In practice, a smoker would never be allowed to smoke in any of the situations of comfort such as while watching television or while having coffee. Instead, the smoker is encouraged to resist the temptation as much as possible and only smoke to reduce nicotine cravings. Ideally, the individual should also establish some minor aspect of discomfort associated with smoking in these circumstances to ensure that smoking is only a last resort rather than a habit. For example, when overwhelmed by nicotine cravings, a quitting smoker could go to the garage or some other less comfortable place such as an unheated hallway in the winter or un-air-conditioned attic in the summer; never sitting down and even standing on one foot while smoking are also effective mechanisms for completely removing any element of enjoyment or comfort when smoking as a last resort to deal with nicotine addiction and their associated physical symptoms and cravings.

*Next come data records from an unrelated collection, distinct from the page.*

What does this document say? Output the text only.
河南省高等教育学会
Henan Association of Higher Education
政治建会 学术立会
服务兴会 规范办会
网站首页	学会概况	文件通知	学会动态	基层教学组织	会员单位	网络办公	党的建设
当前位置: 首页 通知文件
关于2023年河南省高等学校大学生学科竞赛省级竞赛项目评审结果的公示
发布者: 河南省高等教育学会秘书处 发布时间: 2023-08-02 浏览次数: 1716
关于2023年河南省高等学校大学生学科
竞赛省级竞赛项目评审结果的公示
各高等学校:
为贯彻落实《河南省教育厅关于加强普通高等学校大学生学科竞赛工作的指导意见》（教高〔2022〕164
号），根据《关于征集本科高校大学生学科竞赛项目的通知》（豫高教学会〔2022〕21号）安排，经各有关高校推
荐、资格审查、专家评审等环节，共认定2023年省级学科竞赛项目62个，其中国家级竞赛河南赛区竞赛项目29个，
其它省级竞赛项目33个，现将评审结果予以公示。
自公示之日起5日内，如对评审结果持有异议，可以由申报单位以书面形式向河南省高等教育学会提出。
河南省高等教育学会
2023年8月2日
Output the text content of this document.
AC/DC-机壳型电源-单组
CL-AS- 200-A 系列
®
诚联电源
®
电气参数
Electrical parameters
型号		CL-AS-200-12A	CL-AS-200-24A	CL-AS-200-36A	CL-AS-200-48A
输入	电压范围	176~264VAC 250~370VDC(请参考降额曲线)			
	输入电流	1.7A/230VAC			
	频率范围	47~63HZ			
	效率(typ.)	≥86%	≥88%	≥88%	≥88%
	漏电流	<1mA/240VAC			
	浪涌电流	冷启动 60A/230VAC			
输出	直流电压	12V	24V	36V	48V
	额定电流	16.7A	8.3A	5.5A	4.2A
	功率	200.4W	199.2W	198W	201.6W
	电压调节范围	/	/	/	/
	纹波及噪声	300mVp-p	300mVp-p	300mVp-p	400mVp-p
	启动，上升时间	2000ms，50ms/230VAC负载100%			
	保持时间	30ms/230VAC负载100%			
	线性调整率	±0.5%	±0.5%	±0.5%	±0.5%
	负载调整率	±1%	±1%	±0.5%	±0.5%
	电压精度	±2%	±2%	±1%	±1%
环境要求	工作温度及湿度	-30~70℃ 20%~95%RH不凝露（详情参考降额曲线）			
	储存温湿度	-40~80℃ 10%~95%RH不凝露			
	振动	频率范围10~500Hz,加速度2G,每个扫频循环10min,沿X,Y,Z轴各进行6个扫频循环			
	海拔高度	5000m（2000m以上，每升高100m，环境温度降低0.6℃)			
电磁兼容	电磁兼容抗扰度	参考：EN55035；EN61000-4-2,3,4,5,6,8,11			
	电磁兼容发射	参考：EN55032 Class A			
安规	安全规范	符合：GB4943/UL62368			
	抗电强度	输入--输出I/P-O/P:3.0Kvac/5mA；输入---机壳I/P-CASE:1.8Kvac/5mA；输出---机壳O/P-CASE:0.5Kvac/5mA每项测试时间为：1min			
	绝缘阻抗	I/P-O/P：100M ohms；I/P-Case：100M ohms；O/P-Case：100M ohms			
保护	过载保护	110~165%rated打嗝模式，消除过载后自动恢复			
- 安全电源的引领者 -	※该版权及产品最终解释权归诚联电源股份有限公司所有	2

The smoker should also limit smoking in these situations to half a cigarette instead of a whole cigarette. Gradually, by separating habitual smoking from smoking strictly to reduce addiction-based symptoms of nicotine addiction withdrawal will dramatically reduce the amount of smoking automatically. As the smoker smokes less, nicotine cravings also become less frequent and less intense. Finally, quitting smokers should also be provided with dietary information to help them avoid adding empty calories to their daily food consumption if they experience increased appetite from quitting.

By eliminating "comfort" and habitual cigarettes first, it is possible to limit smoking to just the minimum required because of actual symptoms of physical addition to nicotine. Ultimately, the elimination of habitual smoking and the reduction of the amount of nicotine in those "necessary" smoking sessions will enable most smokers to overcome the same addiction that often resists any attempt at "cold-turkey" cessation.